Ask students to share the things they noticed and wondered. Record and display their responses for all to see. If possible, record the relevant reasoning on or near the image. After all responses have been recorded without commentary or editing, ask students, “Is there anything on this list that you are wondering about?” Encourage students to respectfully disagree (such as about whether the first graph has one or two lines), ask for clarification, or point out contradicting information. If what students notice about the equations, and any connections they might make between what the graphs look like and what the equations look like, do not come up during the conversation, ask students to discuss this idea.

In this activity, students examine equations with one variable to determine the number of solutions. In the associated Algebra lesson, students will find the number of solutions for a system of equations.

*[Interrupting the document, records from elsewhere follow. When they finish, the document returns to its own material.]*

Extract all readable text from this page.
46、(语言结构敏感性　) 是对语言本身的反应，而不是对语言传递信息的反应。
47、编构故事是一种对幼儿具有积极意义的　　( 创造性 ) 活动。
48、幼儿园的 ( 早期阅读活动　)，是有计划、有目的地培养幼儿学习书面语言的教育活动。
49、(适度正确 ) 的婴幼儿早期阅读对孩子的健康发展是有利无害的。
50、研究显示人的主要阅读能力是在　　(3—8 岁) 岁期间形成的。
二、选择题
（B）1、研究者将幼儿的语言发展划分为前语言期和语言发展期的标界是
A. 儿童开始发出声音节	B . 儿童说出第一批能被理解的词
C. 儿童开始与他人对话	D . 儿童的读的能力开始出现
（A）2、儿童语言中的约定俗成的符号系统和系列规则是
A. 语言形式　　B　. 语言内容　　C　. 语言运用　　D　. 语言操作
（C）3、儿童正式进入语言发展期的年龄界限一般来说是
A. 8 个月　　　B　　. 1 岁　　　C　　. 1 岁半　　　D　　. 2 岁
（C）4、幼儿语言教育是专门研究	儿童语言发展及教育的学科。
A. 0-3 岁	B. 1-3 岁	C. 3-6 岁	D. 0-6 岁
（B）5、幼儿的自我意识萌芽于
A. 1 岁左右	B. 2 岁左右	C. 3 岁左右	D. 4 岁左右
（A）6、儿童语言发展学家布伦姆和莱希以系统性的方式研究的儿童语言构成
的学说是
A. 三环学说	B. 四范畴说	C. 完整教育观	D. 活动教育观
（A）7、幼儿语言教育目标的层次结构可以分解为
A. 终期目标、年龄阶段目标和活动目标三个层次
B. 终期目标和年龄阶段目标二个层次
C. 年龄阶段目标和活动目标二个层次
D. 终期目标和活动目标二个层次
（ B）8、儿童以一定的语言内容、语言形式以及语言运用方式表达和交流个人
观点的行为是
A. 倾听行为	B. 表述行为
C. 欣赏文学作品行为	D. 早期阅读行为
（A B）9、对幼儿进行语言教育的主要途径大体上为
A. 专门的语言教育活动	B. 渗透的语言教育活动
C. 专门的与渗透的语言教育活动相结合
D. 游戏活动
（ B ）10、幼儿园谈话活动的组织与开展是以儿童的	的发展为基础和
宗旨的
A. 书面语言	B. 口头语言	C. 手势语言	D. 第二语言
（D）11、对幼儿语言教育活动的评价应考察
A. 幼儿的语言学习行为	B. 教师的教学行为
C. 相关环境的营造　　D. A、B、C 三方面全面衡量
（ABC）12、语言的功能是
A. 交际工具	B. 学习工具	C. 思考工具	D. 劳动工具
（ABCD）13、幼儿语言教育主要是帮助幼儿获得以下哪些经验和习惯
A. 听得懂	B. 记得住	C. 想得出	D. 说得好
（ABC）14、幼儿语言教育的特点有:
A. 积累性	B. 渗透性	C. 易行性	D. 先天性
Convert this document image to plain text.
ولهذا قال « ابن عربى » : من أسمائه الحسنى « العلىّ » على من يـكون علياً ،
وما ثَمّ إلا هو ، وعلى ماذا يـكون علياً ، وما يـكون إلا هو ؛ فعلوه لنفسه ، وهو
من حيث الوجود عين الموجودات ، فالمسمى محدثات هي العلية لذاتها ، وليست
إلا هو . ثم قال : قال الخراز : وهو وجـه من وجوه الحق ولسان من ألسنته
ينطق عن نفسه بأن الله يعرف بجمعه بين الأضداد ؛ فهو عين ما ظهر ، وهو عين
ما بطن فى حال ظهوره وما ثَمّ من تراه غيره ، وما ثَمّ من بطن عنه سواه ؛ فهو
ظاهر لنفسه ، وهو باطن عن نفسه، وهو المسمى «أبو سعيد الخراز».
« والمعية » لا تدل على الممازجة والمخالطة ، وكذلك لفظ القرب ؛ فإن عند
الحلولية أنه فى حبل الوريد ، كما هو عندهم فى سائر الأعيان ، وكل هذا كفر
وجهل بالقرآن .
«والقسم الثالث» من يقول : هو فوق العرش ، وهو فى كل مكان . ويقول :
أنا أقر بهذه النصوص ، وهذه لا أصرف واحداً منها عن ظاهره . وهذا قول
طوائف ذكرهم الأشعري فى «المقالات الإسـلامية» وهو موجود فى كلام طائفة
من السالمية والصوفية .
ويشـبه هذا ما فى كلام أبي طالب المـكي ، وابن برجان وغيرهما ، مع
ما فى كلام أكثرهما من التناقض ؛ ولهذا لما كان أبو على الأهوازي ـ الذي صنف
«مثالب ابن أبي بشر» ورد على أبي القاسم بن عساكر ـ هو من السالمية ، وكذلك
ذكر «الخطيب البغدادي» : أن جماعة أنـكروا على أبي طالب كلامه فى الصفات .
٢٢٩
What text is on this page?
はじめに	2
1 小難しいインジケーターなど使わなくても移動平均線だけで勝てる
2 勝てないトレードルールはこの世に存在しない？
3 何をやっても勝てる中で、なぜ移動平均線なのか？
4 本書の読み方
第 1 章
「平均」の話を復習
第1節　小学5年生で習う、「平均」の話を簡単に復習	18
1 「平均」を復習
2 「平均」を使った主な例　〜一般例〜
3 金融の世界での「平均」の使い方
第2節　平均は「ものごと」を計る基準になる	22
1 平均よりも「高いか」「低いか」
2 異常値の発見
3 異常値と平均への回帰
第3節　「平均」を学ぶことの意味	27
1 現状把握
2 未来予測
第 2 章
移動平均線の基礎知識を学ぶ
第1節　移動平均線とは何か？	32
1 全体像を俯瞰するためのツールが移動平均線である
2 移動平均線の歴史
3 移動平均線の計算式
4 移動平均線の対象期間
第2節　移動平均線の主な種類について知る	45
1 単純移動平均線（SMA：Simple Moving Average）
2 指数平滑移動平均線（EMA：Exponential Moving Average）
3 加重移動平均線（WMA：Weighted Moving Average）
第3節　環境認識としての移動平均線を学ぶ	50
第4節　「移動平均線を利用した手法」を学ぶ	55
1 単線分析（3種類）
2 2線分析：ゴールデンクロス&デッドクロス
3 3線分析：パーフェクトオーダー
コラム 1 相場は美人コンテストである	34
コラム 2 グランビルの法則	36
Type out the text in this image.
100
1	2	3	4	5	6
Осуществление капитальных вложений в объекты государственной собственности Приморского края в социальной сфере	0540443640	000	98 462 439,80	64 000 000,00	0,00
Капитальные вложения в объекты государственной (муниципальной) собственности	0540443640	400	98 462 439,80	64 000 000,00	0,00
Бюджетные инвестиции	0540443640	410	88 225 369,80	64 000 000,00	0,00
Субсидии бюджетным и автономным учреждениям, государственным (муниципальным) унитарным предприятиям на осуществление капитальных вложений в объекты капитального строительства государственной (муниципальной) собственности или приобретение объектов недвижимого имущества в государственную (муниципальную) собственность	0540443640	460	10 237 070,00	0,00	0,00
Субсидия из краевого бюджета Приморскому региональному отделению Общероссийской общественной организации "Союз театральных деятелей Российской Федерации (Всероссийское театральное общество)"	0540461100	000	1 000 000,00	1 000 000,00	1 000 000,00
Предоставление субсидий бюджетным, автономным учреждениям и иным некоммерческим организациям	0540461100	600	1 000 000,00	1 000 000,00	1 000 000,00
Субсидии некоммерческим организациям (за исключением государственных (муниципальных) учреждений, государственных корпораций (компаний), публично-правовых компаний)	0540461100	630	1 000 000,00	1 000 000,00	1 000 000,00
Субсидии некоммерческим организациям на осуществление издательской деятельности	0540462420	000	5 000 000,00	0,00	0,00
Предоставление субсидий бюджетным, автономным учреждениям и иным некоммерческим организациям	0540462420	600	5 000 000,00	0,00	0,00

In the discussion after this activity, students are asked to look for ways they can connect the number of solutions to the equation without solving.

Arrange students in groups of 2.

Demonstrate that there are three options for the number of values that make a linear equation true.

• One. For example, \(x+1 = 3\) is only true when \(x = 2\) and not true for any other value of \(x\).
• Zero. For example, \(x + 1 = x\) is not true for any value of \(x\).
• Infinite. For example \(x + 1 = x + 1\) is true for any value of \(x\).

Tell students that they do not need to solve any of the equations, although rewriting the equations in other forms may help students recognize the number of solutions.

The purpose of the discussion is to recognize ways to determine the number of solutions from an equation without solving. Select students to share their answers as well as what they noticed during their discussions.

To continue the discussion, consider asking:

• "What do you notice about equations that have one solution?" (On each side of the equation, there are different number of \(x\) variables.)
• "Is there a way to know whether there will be infinite or no solutions based on the original equation?" (When each side of the equation has the same number of \(x\) variables and the constants are also equal, there will be infinite solutions. When each side of the equation has the same number of \(x\) variables and the constants are not equal, there will be no solution.)

In this activity, students practice writing equations that will have 1, 0, or infinite solutions. They trade equations with a partner and challenge them to determine the number of solutions to the equations. Students construct viable arguments and critique the reasoning of others (MP3) when they claim the number of solutions to an equation and work to explain it to their partner.

Arrange students in groups of 2.

The purpose of the discussion is to elicit strategies for determining the number of solutions for an equation.

Consider asking these questions:

• "What strategies did you use to write equations with only 1 solution?" (I wrote the equation so that there were different number of \(x\)s on each side of the equation.)
• "What was the most difficult equation to solve that you were given by your partner?" (\(0.275x = \frac{11}{40}x\). The equation I was given had both fractions and decimals and I had to recognize how they are related.)